Agustín Ramos (17) dice que antes de inscribirse como voluntario, creía que los expositores eran personas distantes. "Uno tiende a pensar que como es gente tan seca, pueden sentirse muy importantes, pero todos son humildes, conversan superbién con uno. Brian Little (doctor en psicología), por ejemplo, era chistoso además de muy inteligente, y siempre estaba dispuesto a conversar. Antes de que saliera al escenario estuvimos en el backstage y me preguntó qué quería estudiar. Le dije que entre mis opciones estaba psicología, y se puso contento".

Con Magdalena Skipper, editora jefa de Nature, Katterinne Méndez habló de la educación chilena y la gratuidad, además del nuevo Ministerio de Ciencia y Tecnología.

A ella también le dijo que tenía que probar un "hot dog de verdad". "La llevé al Dominó de Huérfanos y nos comimos un italiano cada una. Y fue muy chistoso, porque ella es una profesional: se comió el completo superbién. No manchó, no derramó. Y yo tenía las manos embarradas, en mi plato todo desarmado, me lo terminé comiendo con cubiertos. Entonces ella dijo "I was born to eat completos" ("nací para comer completos"), porque lo hizo mejor que yo, ¡y se supone que yo tenía experiencia!".

Jugados

Aunque muchos "attachés" se inscribieron interesados por escuchar las charlas, no siempre las pueden ver. "Siendo voluntaria, no ves una charla tranquila. A veces pasa algo y tienes que correr. Pero no importa, si me quedo con ganas de alguna, la veo después porque las suben a la web", dice Méndez.

La mayoría de los voluntarios estudia el currículum de los científicos que les toca acompañar, para conocer sus necesidades y acercarse a su tema de estudio. Muchos también tienen claro de quién quieren hacerse cargo y se la juegan por lograrlo.

Katterinne Méndez, por ejemplo, sabía que quería estar con Rob Knight (doctor en ecología y biología de la evolución). "Lo admiro mucho, pero éramos dos voluntarios peleando por él. Yo dije que estaba dispuesta a hacer todo para ser su attaché.
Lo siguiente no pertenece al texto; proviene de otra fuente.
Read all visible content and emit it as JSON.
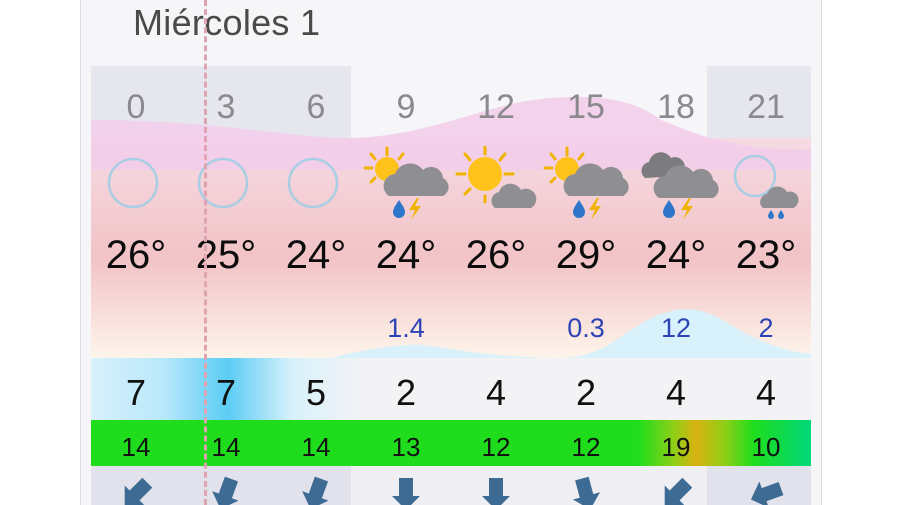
{
  "day": {
    "title": "Miércoles 1"
  },
  "columns": [
    {
      "hour": "0",
      "icon": "clear-night-icon",
      "temp": "26°",
      "rain": "",
      "wind": "7",
      "gust": "14",
      "wind_dir_deg": 225,
      "gust_color": "#1fdd1c",
      "wind_color": "#cdeef9"
    },
    {
      "hour": "3",
      "icon": "clear-night-icon",
      "temp": "25°",
      "rain": "",
      "wind": "7",
      "gust": "14",
      "wind_dir_deg": 200,
      "gust_color": "#1fdd1c",
      "wind_color": "#7fd4f5"
    },
    {
      "hour": "6",
      "icon": "clear-night-icon",
      "temp": "24°",
      "rain": "",
      "wind": "5",
      "gust": "14",
      "wind_dir_deg": 200,
      "gust_color": "#1fdd1c",
      "wind_color": "#e4f4fb"
    },
    {
      "hour": "9",
      "icon": "sun-cloud-rain-thunder-icon",
      "temp": "24°",
      "rain": "1.4",
      "wind": "2",
      "gust": "13",
      "wind_dir_deg": 180,
      "gust_color": "#1fdd1c",
      "wind_color": "#f4f4f6"
    },
    {
      "hour": "12",
      "icon": "sun-cloud-icon",
      "temp": "26°",
      "rain": "",
      "wind": "4",
      "gust": "12",
      "wind_dir_deg": 180,
      "gust_color": "#1fdd1c",
      "wind_color": "#f4f4f6"
    },
    {
      "hour": "15",
      "icon": "sun-cloud-rain-thunder-icon",
      "temp": "29°",
      "rain": "0.3",
      "wind": "2",
      "gust": "12",
      "wind_dir_deg": 165,
      "gust_color": "#1fdd1c",
      "wind_color": "#f4f4f6"
    },
    {
      "hour": "18",
      "icon": "cloud-rain-thunder-icon",
      "temp": "24°",
      "rain": "12",
      "wind": "4",
      "gust": "19",
      "wind_dir_deg": 225,
      "gust_color": "#d9b210",
      "wind_color": "#f4f4f6"
    },
    {
      "hour": "21",
      "icon": "clear-night-cloud-rain-icon",
      "temp": "23°",
      "rain": "2",
      "wind": "4",
      "gust": "10",
      "wind_dir_deg": 250,
      "gust_color": "#1fdd1c",
      "wind_color": "#f4f4f6"
    }
  ],
  "colors": {
    "panel_bg": "#f6f6f8",
    "night_shade": "#e6e6ee",
    "precip_fill": "#d8f1fb",
    "cloud_fill": "#f2cdea",
    "rain_text": "#2d44b7",
    "gust_green": "#1fdd1c",
    "gust_yellow": "#d9b210",
    "arrow": "#3d6b94"
  }
}
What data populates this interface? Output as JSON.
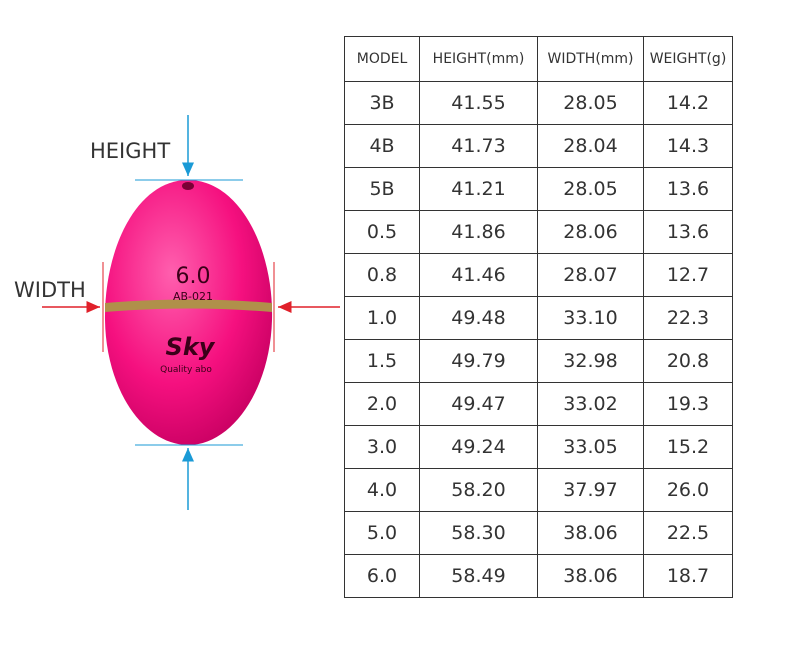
{
  "labels": {
    "height": "HEIGHT",
    "width": "WIDTH"
  },
  "float": {
    "size": "6.0",
    "code": "AB-021",
    "brand": "Sky",
    "tagline": "Quality abo"
  },
  "table": {
    "header": [
      "MODEL",
      "HEIGHT(mm)",
      "WIDTH(mm)",
      "WEIGHT(g)"
    ],
    "rows": [
      [
        "3B",
        "41.55",
        "28.05",
        "14.2"
      ],
      [
        "4B",
        "41.73",
        "28.04",
        "14.3"
      ],
      [
        "5B",
        "41.21",
        "28.05",
        "13.6"
      ],
      [
        "0.5",
        "41.86",
        "28.06",
        "13.6"
      ],
      [
        "0.8",
        "41.46",
        "28.07",
        "12.7"
      ],
      [
        "1.0",
        "49.48",
        "33.10",
        "22.3"
      ],
      [
        "1.5",
        "49.79",
        "32.98",
        "20.8"
      ],
      [
        "2.0",
        "49.47",
        "33.02",
        "19.3"
      ],
      [
        "3.0",
        "49.24",
        "33.05",
        "15.2"
      ],
      [
        "4.0",
        "58.20",
        "37.97",
        "26.0"
      ],
      [
        "5.0",
        "58.30",
        "38.06",
        "22.5"
      ],
      [
        "6.0",
        "58.49",
        "38.06",
        "18.7"
      ]
    ]
  }
}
Y justo llegaron a pedir si alguien podía ir a comprar unos pendrives . Y yo dije, 'yo voy, si me dejas a Rob Knight'. Y ahí la jefa dijo: 'Ya, la Kathy se lo queda'", cuenta sonriendo.

A Agustín Ramos le encanta el trabajo de Susan Fiske (doctora en psicología), por eso espera que antes de que acabe el congreso le pueda pedir su contacto. "¡Imagínate!", exclama ante esa posibilidad.

Y cuando le preguntan si volvería a pasar una semana de sus vacaciones como voluntario en el congreso, su respuesta es inmediata: "Lo haría mil veces, sí o sí".